Nunca evitarán asistir a un perdido caminante que requiera guía: cicerones de lo imprevisto, darán indicaciones exactas y precisas, aunque desconozcan por completo la dirección solicitada (un local jamás de los jamases puede decir “no sé”, vocablos prohibidos en su lengua madre, castellano cristalino, purísimo, carente de acentos contaminantes y matizado armoniosamente con lunfardo, un divertido argot mezcla de diversas influencias degradantes introducidas por oleadas migratorias del Viejo Continente, a fines del siglo XIX, perfeccionado por estas criaturas). Es que con justa razón, la de los vencedores -de batallas imaginarias en las que probablemente ni el contrincante sepa que participa contra él - este rara avis de la genética cosmopolita convierte en oro lo que roza, en especial a nivel cultural, sin necesidad de grandes esfuerzos o controvertidas maniobras del intelecto.
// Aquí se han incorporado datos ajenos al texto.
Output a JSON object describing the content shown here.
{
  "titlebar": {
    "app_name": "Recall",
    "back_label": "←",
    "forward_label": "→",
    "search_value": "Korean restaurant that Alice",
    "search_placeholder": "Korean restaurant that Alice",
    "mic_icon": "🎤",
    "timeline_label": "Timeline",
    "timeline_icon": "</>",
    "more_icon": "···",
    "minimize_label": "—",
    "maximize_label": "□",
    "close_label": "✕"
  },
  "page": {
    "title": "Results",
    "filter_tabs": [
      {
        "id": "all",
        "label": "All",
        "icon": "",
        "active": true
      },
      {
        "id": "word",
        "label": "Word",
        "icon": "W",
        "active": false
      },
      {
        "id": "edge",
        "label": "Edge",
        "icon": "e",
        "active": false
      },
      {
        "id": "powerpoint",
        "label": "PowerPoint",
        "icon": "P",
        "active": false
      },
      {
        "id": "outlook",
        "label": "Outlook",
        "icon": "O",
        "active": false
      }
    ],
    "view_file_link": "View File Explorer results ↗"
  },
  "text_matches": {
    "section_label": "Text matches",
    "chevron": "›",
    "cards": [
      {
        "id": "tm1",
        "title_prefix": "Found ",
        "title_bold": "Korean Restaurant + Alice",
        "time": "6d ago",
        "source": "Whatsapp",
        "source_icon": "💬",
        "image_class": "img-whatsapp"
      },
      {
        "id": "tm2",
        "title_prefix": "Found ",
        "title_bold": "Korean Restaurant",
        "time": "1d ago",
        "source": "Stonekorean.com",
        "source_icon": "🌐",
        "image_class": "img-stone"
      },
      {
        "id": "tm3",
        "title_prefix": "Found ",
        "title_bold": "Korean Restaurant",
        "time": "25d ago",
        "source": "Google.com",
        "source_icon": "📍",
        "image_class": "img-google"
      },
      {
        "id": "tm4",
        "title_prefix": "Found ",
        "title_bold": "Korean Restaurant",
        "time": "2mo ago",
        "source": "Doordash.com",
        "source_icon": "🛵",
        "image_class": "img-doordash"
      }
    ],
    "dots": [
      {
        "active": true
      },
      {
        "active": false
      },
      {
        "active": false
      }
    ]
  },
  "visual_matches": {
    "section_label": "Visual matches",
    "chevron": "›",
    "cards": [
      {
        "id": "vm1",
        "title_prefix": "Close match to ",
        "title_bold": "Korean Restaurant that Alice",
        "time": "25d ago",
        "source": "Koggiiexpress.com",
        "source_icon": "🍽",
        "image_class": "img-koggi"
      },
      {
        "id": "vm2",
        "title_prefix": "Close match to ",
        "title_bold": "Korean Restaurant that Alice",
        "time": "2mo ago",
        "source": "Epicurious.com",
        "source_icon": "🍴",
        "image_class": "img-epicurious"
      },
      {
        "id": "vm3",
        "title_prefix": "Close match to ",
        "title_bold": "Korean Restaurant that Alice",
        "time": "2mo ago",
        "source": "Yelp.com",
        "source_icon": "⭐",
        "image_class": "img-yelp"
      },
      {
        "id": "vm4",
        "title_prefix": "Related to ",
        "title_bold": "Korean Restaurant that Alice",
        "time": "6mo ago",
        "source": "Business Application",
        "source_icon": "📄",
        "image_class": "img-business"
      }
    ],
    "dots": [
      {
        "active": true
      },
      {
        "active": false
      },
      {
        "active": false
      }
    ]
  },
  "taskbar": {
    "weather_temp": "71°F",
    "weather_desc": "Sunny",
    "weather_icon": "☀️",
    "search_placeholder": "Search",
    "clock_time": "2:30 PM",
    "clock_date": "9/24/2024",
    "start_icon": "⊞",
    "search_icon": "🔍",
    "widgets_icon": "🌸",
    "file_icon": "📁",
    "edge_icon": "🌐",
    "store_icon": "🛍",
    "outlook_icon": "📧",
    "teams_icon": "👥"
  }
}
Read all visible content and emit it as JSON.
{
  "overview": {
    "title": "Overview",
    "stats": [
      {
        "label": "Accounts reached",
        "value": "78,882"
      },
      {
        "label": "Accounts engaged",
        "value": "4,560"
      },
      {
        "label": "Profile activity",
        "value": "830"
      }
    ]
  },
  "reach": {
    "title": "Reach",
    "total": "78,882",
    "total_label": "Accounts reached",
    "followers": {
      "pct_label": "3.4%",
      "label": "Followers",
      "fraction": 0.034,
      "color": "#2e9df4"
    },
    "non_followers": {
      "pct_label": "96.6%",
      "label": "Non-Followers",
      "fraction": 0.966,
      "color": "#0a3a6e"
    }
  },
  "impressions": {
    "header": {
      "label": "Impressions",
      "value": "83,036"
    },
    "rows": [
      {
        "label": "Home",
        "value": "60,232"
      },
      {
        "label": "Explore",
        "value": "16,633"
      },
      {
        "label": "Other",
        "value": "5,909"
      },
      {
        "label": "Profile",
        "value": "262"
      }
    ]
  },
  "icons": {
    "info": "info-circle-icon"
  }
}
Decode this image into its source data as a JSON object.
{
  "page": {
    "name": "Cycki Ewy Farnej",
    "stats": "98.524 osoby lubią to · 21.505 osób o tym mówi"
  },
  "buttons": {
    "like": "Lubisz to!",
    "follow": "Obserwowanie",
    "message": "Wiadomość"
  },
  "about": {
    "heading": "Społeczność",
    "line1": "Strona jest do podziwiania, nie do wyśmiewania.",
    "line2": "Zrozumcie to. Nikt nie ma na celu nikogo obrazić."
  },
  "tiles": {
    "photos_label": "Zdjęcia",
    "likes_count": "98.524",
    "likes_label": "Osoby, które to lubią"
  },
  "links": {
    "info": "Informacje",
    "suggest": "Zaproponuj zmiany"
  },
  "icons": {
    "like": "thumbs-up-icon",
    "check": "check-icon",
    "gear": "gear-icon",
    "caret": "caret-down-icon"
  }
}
Desde la avenida con más kilómetros en el mundo mundial, pasando por la ‘calle que nunca duerme’ -cualquier similitud de metáforas con ranchos  del rango de New York, París o Londres, es envidia de su lado-, el ambiente bohemio que se respira en sus bares y cafés, la multifacética oferta en teatros, exposiciones literarias, congresos sobre todo y nada, muestras de arte superlativas, invasión de youtubers, y demás hierbas post-contemporáneas los entronan en la cima de toda aspiración habida y por haber, cúspide de lo sublime. Quizá esta condición etérea, ajena al mundanal suelo que pisan, los halla exentos de la superflua preocupación por equipar dignamente sus hospitales, refaccionar y calefaccionar escuelas (perfeccionar programas educacionales pasa a la esfera de lo estrambótico), mejorar infraestructura de transportes y cada una de esas molestias que forman parte de la órbita de lo público. Concepto vejado en la práctica de su uso, pero obsoleto y precario dejado a un lado en pos de esa joya de la corona que es lo privado. O acaso, ¿un buen habitante en ese Camelot sudaca, no se precia de enviar en lo posible a sus vástagos a un instituto pago, como de tener un servicio de médico donde la palabra sanatorio destierre la incómoda sombra de hacer largas filas de madrugada para conseguir turno con un especialista mal remunerado?   

Crème de la crème, deliciosas entidades supra-naturales dignas de una investigación minuciosa publicada en entregas por la National Geographic, nuestra más sentida admiración y loas. Onanista práctica que os potencia como Alma Mater del ideal samaritano urbano. Amén.